SPIEGEL: Was, wenn Sie zu Recht zweifeln?
Juncker: Wenn sich beim Vetorecht nicht fundamental etwas ändert, können Konvent und Präsidium nicht behaupten, die EU zukunftsfähig gemacht zu haben. Das wäre eine Täuschung des Publikums. Und wir werden eine Spaltung der EU wie beim Irak-Krieg bei der nächsten schweren Krise in Afrika oder sonstwo wieder erleben.
SPIEGEL: Sind die Spielräume des europäischen Außenministers zu klein?
Juncker: Er darf zwar Vorschläge machen, der Kern des Übels bleibt aber, dass sie fast stets einstimmig angenommen werden müssen. Die Regierungen behalten das Heft in der Hand, der Übergang zu einer vergemeinschafteten Außenpolitik findet noch nicht statt. Er muss aber sehr bald kommen.
SPIEGEL: Sie können Außenminister Fischer also nicht raten, den Job zu übernehmen?
Juncker: Joschka Fischer hat für den Übergang zu Mehrheitsbeschlüssen gekämpft. Ich muss mich aber jetzt nicht in die Haut des deutschen Außenministers schlängeln.
SPIEGEL: Werden Sie nun das Projekt Kerneuropa vorantreiben? Soll sich eine kleine Staatengruppe zu gemeinsamer Außen- und Verteidigungspolitik zusammenschließen, da es sich offenbar in der großen Formation nicht machen lässt?
Juncker: Wenn wir in vielen wichtigen Bereichen der europäischen Politik vorerst weiter bei der Einstimmigkeitsregel bleiben, dann müssen sich diejenigen, die sich zu verständigen wüssten, endlich aufraffen. Dann müssen sie gemeinsam vorangehen. Das gilt insbesondere für die Fragen der gemeinsamen Außen- und Sicherheitspolitik und die gemeinsame Verteidigungspolitik.
SPIEGEL: Was halten Sie von dem Ansatz einiger europäischer Intellektueller, darunter der deutsche Philosoph Jürgen Habermas, eine Vorhut in der EU solle sich vor allem deshalb zusammenfinden, um besser Zumutungen der Weltmacht USA zu kontern?
Juncker: Die Abwehr amerikanischen Übereinflusses oder eine systematische Alternativenbildung zur US-Politik kann nicht der maßgebende Sinn einer verstärkten Zusammenarbeit einer Gruppe von EU-Staaten sein. Ziel muss sein, eine eigenständige Politik betreiben zu können. Wenn nötig, auch gegenüber Washington, diese Option gehört dazu. Vernünftigerweise sollten USA und EU jedoch gemeinsam marschieren.

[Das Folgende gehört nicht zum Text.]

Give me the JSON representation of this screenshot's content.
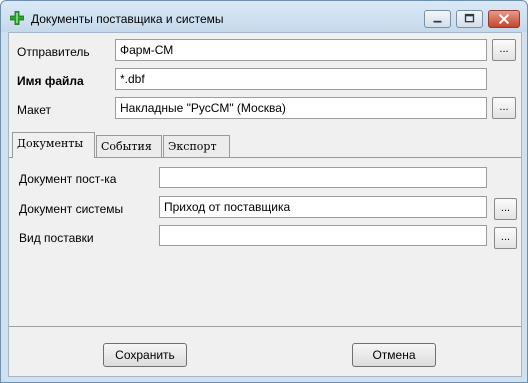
{
  "window": {
    "title": "Документы поставщика и системы",
    "icon": "green-cross-icon",
    "controls": {
      "minimize": "minimize-icon",
      "maximize": "maximize-icon",
      "close": "close-icon"
    }
  },
  "form": {
    "sender_label": "Отправитель",
    "sender_value": "Фарм-СМ",
    "filename_label": "Имя файла",
    "filename_value": "*.dbf",
    "layout_label": "Макет",
    "layout_value": "Накладные \"РусСМ\" (Москва)",
    "browse_label": "..."
  },
  "tabs": [
    {
      "label": "Документы",
      "active": true
    },
    {
      "label": "События",
      "active": false
    },
    {
      "label": "Экспорт",
      "active": false
    }
  ],
  "documents_tab": {
    "supplier_doc_label": "Документ пост-ка",
    "supplier_doc_value": "",
    "system_doc_label": "Документ системы",
    "system_doc_value": "Приход от поставщика",
    "delivery_type_label": "Вид поставки",
    "delivery_type_value": ""
  },
  "buttons": {
    "save": "Сохранить",
    "cancel": "Отмена"
  },
  "colors": {
    "title_bar": "#c5d9ec",
    "close_button": "#c6452e",
    "client_background": "#f0f0f0",
    "icon_green": "#2aa52a"
  }
}
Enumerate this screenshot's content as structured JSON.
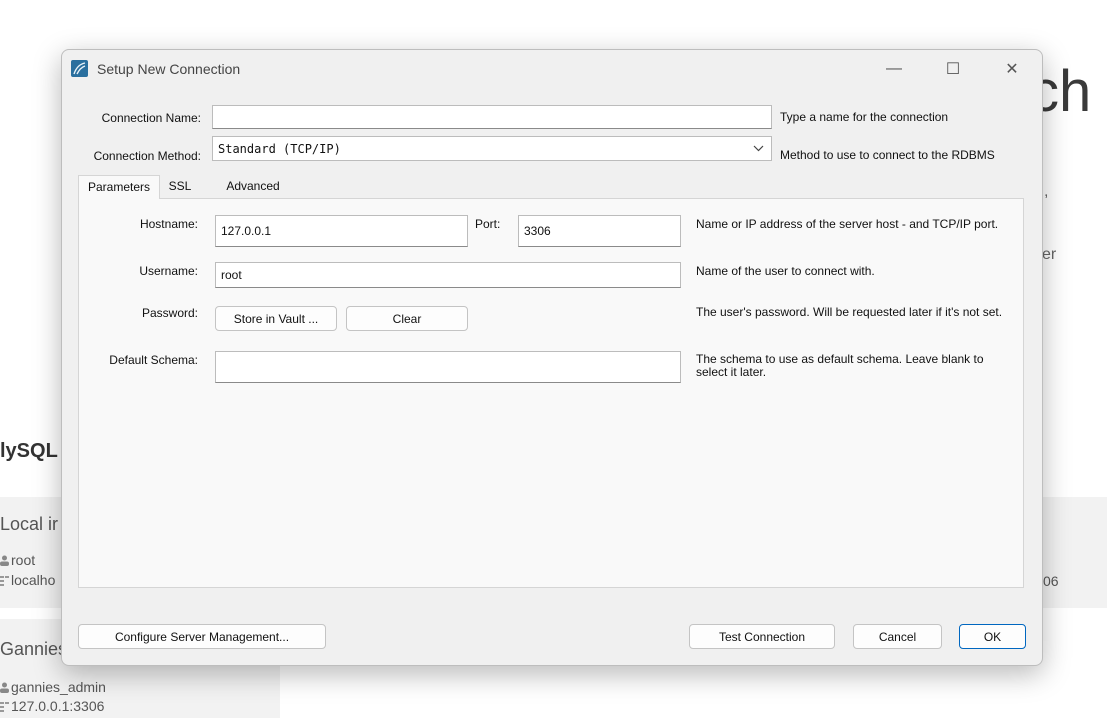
{
  "background": {
    "big_title_fragment": "ch",
    "side_fragment_1": ",",
    "side_fragment_2": "er",
    "section_heading": "lySQL",
    "tile1": {
      "title": "Local ir",
      "user": "root",
      "host": "localho",
      "port_fragment": "06"
    },
    "tile2": {
      "title": "Gannies",
      "user": "gannies_admin",
      "host": "127.0.0.1:3306"
    }
  },
  "dialog": {
    "title": "Setup New Connection",
    "window_controls": {
      "minimize": "—",
      "maximize": "☐",
      "close": "✕"
    },
    "connection_name": {
      "label": "Connection Name:",
      "value": "",
      "hint": "Type a name for the connection"
    },
    "connection_method": {
      "label": "Connection Method:",
      "value": "Standard (TCP/IP)",
      "hint": "Method to use to connect to the RDBMS"
    },
    "tabs": [
      "Parameters",
      "SSL",
      "Advanced"
    ],
    "params": {
      "hostname": {
        "label": "Hostname:",
        "value": "127.0.0.1"
      },
      "port": {
        "label": "Port:",
        "value": "3306"
      },
      "host_hint": "Name or IP address of the server host - and TCP/IP port.",
      "username": {
        "label": "Username:",
        "value": "root",
        "hint": "Name of the user to connect with."
      },
      "password": {
        "label": "Password:",
        "store_button": "Store in Vault ...",
        "clear_button": "Clear",
        "hint": "The user's password. Will be requested later if it's not set."
      },
      "default_schema": {
        "label": "Default Schema:",
        "value": "",
        "hint": "The schema to use as default schema. Leave blank to select it later."
      }
    },
    "footer": {
      "configure_button": "Configure Server Management...",
      "test_button": "Test Connection",
      "cancel_button": "Cancel",
      "ok_button": "OK"
    }
  },
  "colors": {
    "accent": "#0067c0",
    "dialog_bg": "#f0f0f0",
    "panel_bg": "#f9f9f9"
  }
}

SPIEGEL: Die Bildung Kerneuropas würde die Spaltung in der EU noch vertiefen.
Juncker: Das muss nicht sein. Ich muss aber feststellen, dass der Konvent über lange Monate seines Wirkens die Gräben zwischen Kleinen und Großen tatsächlich vertieft hat. Selbst jetzt noch wehren sich 16 Staaten gegen jede institutionelle Änderung und würden am liebsten bei Nizza bleiben. Die drei Benelux-Staaten gehören nicht dazu.
SPIEGEL: Stolpert die EU in die große Krise?
Juncker: Europa war nie eine Selbstverständlichkeit und wird sich auch nicht selbstverständlich weiterentwickeln. Die EU ist noch nicht der Gefahr entronnen, sich in eine gehobene Freihandelszone zurückzuentwickeln. Dieser Politikentwurf aber wäre zu simpel, um einen komplizierten Kontinent in eine gesicherte Zukunft zu führen.
SPIEGEL: Herr Premierminister, wir danken Ihnen für dieses Gespräch.
Das Gespräch führten die Redakteure Dirk Koch und Winfried Didzoleit.